President Carter: ‘I Hope My Legacy Will Be Peace’

Former President Jimmy Carter, speaking to a packed house at UT’s LBJ Auditorium Tuesday night, said he wants the United States to become a friendlier superpower and hopes that his own legacy will be peace.

“We are still the most powerful and influential country on earth,” Carter said, “but a superpower in my opinion ought to be characteristic of a nation that would emulate the highest ideals of a human being.”

In a conversation with LBJ Library and Museum director Mark Updegrove, the 39th president of the United States discussed his time in the White House, his post-presidency work with the Carter Center, and his thoughts on President Obama and the recent the turmoil in the Middle East.

Carter said that Obama handled Egypt the same way he would have, remaining loyal to Mubarak at first, so as not to send a message to other Middle Eastern allies that the United States will abandon them at the first signs of protest.
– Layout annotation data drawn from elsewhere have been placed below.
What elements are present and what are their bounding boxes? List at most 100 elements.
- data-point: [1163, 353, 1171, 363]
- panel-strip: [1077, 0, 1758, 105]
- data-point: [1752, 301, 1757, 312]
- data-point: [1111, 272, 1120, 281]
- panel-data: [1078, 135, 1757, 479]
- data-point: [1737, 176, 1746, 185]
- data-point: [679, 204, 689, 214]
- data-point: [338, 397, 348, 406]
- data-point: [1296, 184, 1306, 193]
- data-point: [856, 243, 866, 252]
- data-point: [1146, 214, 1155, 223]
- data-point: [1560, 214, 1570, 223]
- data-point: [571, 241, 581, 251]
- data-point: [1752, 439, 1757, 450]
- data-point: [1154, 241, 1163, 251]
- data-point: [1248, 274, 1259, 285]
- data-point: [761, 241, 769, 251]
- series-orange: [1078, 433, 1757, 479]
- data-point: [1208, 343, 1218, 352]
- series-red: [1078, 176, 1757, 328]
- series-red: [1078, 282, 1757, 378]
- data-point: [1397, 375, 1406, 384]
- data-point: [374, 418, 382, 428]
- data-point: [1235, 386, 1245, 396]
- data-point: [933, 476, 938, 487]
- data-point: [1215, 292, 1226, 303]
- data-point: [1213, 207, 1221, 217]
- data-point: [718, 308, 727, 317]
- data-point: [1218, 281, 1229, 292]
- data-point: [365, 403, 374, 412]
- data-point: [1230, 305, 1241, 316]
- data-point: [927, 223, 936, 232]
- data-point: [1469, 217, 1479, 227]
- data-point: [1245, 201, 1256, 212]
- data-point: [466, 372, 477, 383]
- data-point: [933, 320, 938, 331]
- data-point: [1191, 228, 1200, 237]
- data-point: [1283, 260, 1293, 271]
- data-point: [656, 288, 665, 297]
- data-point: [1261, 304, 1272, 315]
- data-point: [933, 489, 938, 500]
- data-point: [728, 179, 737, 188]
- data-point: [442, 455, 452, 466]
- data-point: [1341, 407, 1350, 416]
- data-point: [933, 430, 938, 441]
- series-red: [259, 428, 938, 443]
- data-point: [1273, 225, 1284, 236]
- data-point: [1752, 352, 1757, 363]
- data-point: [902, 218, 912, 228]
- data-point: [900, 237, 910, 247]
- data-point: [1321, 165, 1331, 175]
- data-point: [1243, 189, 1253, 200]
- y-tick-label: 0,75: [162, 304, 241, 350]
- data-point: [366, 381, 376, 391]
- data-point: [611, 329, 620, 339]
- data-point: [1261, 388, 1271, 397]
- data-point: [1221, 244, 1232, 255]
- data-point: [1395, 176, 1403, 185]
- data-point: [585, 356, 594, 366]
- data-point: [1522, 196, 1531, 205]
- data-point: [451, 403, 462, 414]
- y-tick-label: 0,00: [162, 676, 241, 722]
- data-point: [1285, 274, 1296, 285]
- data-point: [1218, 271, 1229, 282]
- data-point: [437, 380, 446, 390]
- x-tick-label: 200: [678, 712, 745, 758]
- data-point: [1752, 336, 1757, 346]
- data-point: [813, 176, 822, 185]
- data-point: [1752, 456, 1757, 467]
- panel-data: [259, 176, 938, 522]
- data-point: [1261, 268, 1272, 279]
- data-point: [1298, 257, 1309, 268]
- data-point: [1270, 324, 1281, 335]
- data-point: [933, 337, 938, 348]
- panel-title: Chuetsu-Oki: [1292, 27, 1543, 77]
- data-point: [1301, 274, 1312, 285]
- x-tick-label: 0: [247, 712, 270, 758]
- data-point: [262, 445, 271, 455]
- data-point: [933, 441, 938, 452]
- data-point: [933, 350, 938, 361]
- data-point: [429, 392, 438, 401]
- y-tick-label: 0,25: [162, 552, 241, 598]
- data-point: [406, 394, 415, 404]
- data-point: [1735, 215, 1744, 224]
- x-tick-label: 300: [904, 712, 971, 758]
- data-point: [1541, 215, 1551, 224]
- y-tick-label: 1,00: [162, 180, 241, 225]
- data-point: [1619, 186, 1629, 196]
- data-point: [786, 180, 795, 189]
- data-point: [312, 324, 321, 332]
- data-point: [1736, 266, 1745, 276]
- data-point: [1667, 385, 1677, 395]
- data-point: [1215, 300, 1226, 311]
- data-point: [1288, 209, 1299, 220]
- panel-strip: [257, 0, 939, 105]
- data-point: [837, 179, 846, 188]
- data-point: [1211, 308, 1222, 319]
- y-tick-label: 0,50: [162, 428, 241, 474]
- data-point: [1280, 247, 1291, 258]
He also praised Obama for doing the best he could in domestic affairs, given that none of Obama’s predecessors had to deal with such a polarized Congress, he said.

He also defended his own legislative achievements as president, saying no president in the last 50 years was more successful in Congress than he was, except Lyndon Johnson. He listed maintaining peace and trying to bring it to other countries as points of pride.
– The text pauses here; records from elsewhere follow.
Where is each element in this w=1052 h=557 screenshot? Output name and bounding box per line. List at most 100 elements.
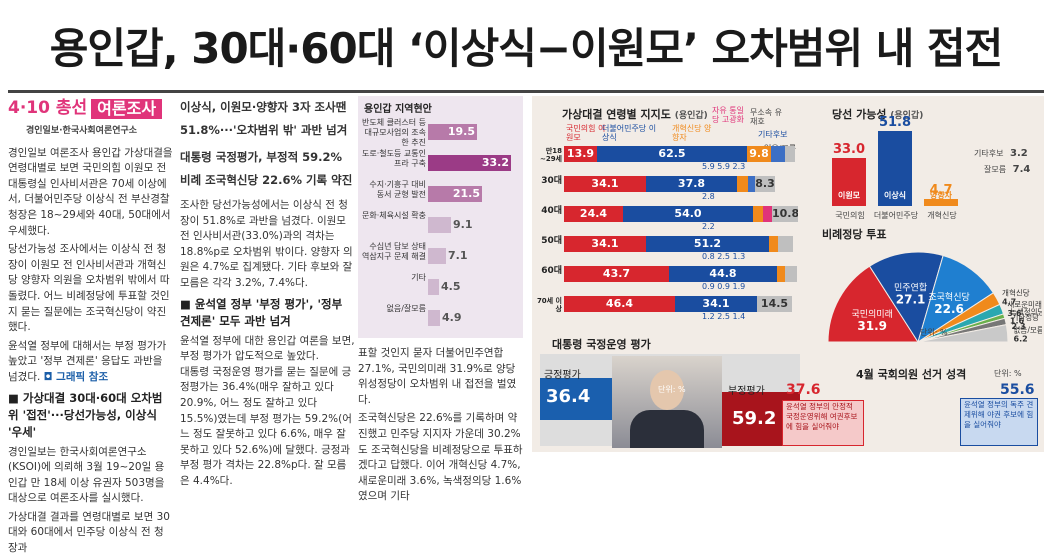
age-bar-segment-dem: 37.8: [646, 176, 737, 192]
region-value: 4.5: [441, 280, 461, 293]
region-bar: [428, 248, 446, 264]
age-bar-segment-reform: [753, 206, 763, 222]
legend-etc: 기타후보: [758, 130, 788, 139]
paragraph: 조사한 당선가능성에서는 이상식 전 청장이 51.8%로 과반을 넘겼다. 이…: [180, 199, 353, 289]
legend-ppp: 국민의힘 이원모: [566, 124, 606, 142]
win-chart-title-text: 당선 가능성: [832, 108, 887, 121]
age-bar-segment-unk: 14.5: [757, 296, 792, 312]
win-chart-title: 당선 가능성 (용인갑): [832, 106, 923, 122]
paragraph: 윤석열 정부에 대한 용인갑 여론을 보면, 부정 평가가 압도적으로 높았다.: [180, 334, 355, 363]
region-row: 도로·철도등 교통인프라 구축 33.2: [358, 149, 523, 179]
lead-line: 비례 조국혁신당 22.6% 기록 약진: [180, 173, 353, 187]
region-row: 수십년 답보 상태 역삼지구 문제 해결 7.1: [358, 242, 523, 272]
pie-slice-value: 31.9: [857, 319, 887, 333]
pie-slice: [917, 254, 995, 344]
region-issues-chart: 용인갑 지역현안 반도체 클러스터 등 대규모사업의 조속한 추진 19.5 도로·…: [358, 96, 523, 338]
pie-slice: [917, 323, 1009, 343]
election-right-value: 55.6: [1000, 382, 1035, 398]
graphic-reference-link[interactable]: ◘ 그래픽 참조: [43, 370, 109, 383]
win-unk-value: 7.4: [1012, 164, 1031, 175]
legend-dem: 더불어민주당 이상식: [602, 124, 657, 142]
age-row-label: 40대: [541, 206, 562, 216]
age-bar-segment-reform: [769, 236, 778, 252]
pie-slice-name: 새로운미래: [1007, 300, 1042, 309]
win-unk-label: 잘모름: [984, 165, 1007, 174]
age-bar-segment-ppp: 34.1: [564, 176, 646, 192]
photo-body: [630, 410, 704, 448]
age-chart-title-text: 가상대결 연령별 지지도: [562, 108, 671, 121]
election-nature-unit: 단위: %: [994, 369, 1022, 378]
age-bar-segment-ppp: 46.4: [564, 296, 675, 312]
region-value: 33.2: [481, 156, 509, 169]
region-row-label: 수지·기흥구 대비 동서 균형 발전: [369, 180, 426, 199]
region-row: 없음/잘모름 4.9: [358, 304, 523, 334]
age-bar-segment-ppp: 13.9: [564, 146, 597, 162]
pie-slice-name: 기타정당: [1011, 312, 1039, 322]
region-row-label: 문화·체육시설 확충: [362, 211, 426, 220]
age-row-label: 50대: [541, 236, 562, 246]
win-bar-name: 이상식: [883, 191, 907, 200]
win-bar-value: 33.0: [832, 142, 866, 157]
win-bar: [832, 158, 866, 206]
paragraph: 표할 것인지 묻자 더불어민주연합 27.1%, 국민의미래 31.9%로 양당…: [358, 347, 517, 406]
approval-unit: 단위: %: [658, 385, 686, 394]
region-row: 수지·기흥구 대비 동서 균형 발전 21.5: [358, 180, 523, 210]
paragraph-text: 윤석열 정부에 대해서는 부정 평가가 높았고 '정부 견제론' 응답도 과반을…: [8, 339, 167, 383]
headline: 용인갑, 30대·60대 ‘이상식−이원모’ 오차범위 내 접전: [0, 0, 1052, 90]
legend-liberal: 자유 통일당 고광화: [712, 106, 744, 124]
article-column-2: 이상식, 이원모·양향자 3자 조사땐 51.8%···'오차범위 밖' 과반 …: [180, 96, 355, 490]
region-bar: [428, 217, 451, 233]
win-etc-label: 기타후보: [974, 149, 1004, 158]
pie-slice-name: 개혁신당: [1002, 288, 1030, 298]
pie-slice-value: 1.6: [1010, 316, 1025, 325]
pie-slice-value: 22.6: [934, 302, 964, 316]
age-row-label: 70세 이상: [536, 297, 562, 313]
region-row: 기타 4.5: [358, 273, 523, 303]
election-right-box: [960, 398, 1038, 446]
article-column-3: 표할 것인지 묻자 더불어민주연합 27.1%, 국민의미래 31.9%로 양당…: [358, 346, 523, 505]
photo-head: [650, 370, 684, 410]
age-bar-segment-ppp: 43.7: [564, 266, 669, 282]
win-chart-unit: (용인갑): [890, 111, 924, 121]
region-row: 반도체 클러스터 등 대규모사업의 조속한 추진 19.5: [358, 118, 523, 148]
election-left-text: 윤석열 정부의 안정적 국정운영위해 여권후보에 힘을 실어줘야: [786, 402, 858, 431]
pie-slice-value: 6.2: [1014, 335, 1028, 344]
approval-negative-label: 부정평가: [728, 386, 765, 397]
region-value: 9.1: [453, 218, 473, 231]
subheading: ■ 가상대결 30대·60대 오차범위 '접전'···당선가능성, 이상식 '우…: [8, 390, 163, 439]
win-bar-name: 양향자: [929, 191, 953, 200]
age-bar-segment-ppp: 34.1: [564, 236, 646, 252]
age-chart-title: 가상대결 연령별 지지도 (용인갑): [562, 106, 708, 122]
region-chart-title: 용인갑 지역현안: [364, 104, 432, 115]
approval-title: 대통령 국정운영 평가: [552, 338, 651, 351]
pie-slice-name: 민주연합: [894, 282, 927, 293]
approval-positive-bar: [540, 378, 612, 420]
age-bar-segment-unk: [778, 236, 793, 252]
subheading: ■ 윤석열 정부 '부정 평가', '정부 견제론' 모두 과반 넘겨: [180, 296, 343, 328]
age-bar-segment-reform: [737, 176, 748, 192]
brand-banner: 4·10 총선 여론조사: [8, 96, 173, 122]
win-bar-party: 국민의힘: [835, 211, 865, 220]
age-bar-segment-unk: 10.8: [772, 206, 798, 222]
age-bar-segment-indep: [748, 176, 755, 192]
region-row-label: 수십년 답보 상태 역삼지구 문제 해결: [362, 242, 426, 261]
survey-graphic: 가상대결 연령별 지지도 (용인갑) 국민의힘 이원모 더불어민주당 이상식 개…: [532, 96, 1044, 452]
paragraph: 경인일보는 한국사회여론연구소(KSOI)에 의뢰해 3월 19~20일 용인갑…: [8, 445, 165, 505]
pie-slice: [868, 251, 944, 344]
pie-slice-name: 없음/모름: [1014, 326, 1042, 335]
approval-positive-value: 36.4: [546, 386, 591, 407]
election-left-value: 37.6: [786, 382, 821, 398]
pie-unit: 단위: %: [920, 328, 948, 337]
win-unk: 잘모름 7.4: [984, 164, 1044, 175]
age-chart-unit: (용인갑): [674, 111, 708, 121]
approval-positive-label: 긍정평가: [544, 370, 581, 381]
lead-block: 이상식, 이원모·양향자 3자 조사땐 51.8%···'오차범위 밖' 과반 …: [180, 96, 355, 192]
paragraph: 조국혁신당은 22.6%를 기록하며 약진했고 민주당 지지자 가운데 30.2…: [358, 412, 523, 503]
age-small-values: 0.9 0.9 1.9: [702, 282, 746, 291]
pie-slice-name: 녹색정의당: [1010, 306, 1042, 316]
age-row-label: 30대: [541, 176, 562, 186]
region-value: 19.5: [447, 125, 475, 138]
win-bar: [924, 199, 958, 206]
region-row: 문화·체육시설 확충 9.1: [358, 211, 523, 241]
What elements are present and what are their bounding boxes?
“My proudest accomplishment was that I never dropped a bomb, fired a bullet, or launched a missile while I was president,” Carter said.

The Carter Center has allowed him to continue that legacy, facilitating 82 elections in troubled countries, most recently in Sudan. Their next election project, Carter said, will most likely be Egypt.

Carter spoke to an audience of nearly 1,000, about half students, as part of the Harry Middleton Lecture Series. Lady Bird Johnson founded the lecture series in 1994 in honor of Middleton, who served in the LBJ administration and as director of the LBJ library for 30 years. Like admission to the library, the lectures are always free of charge.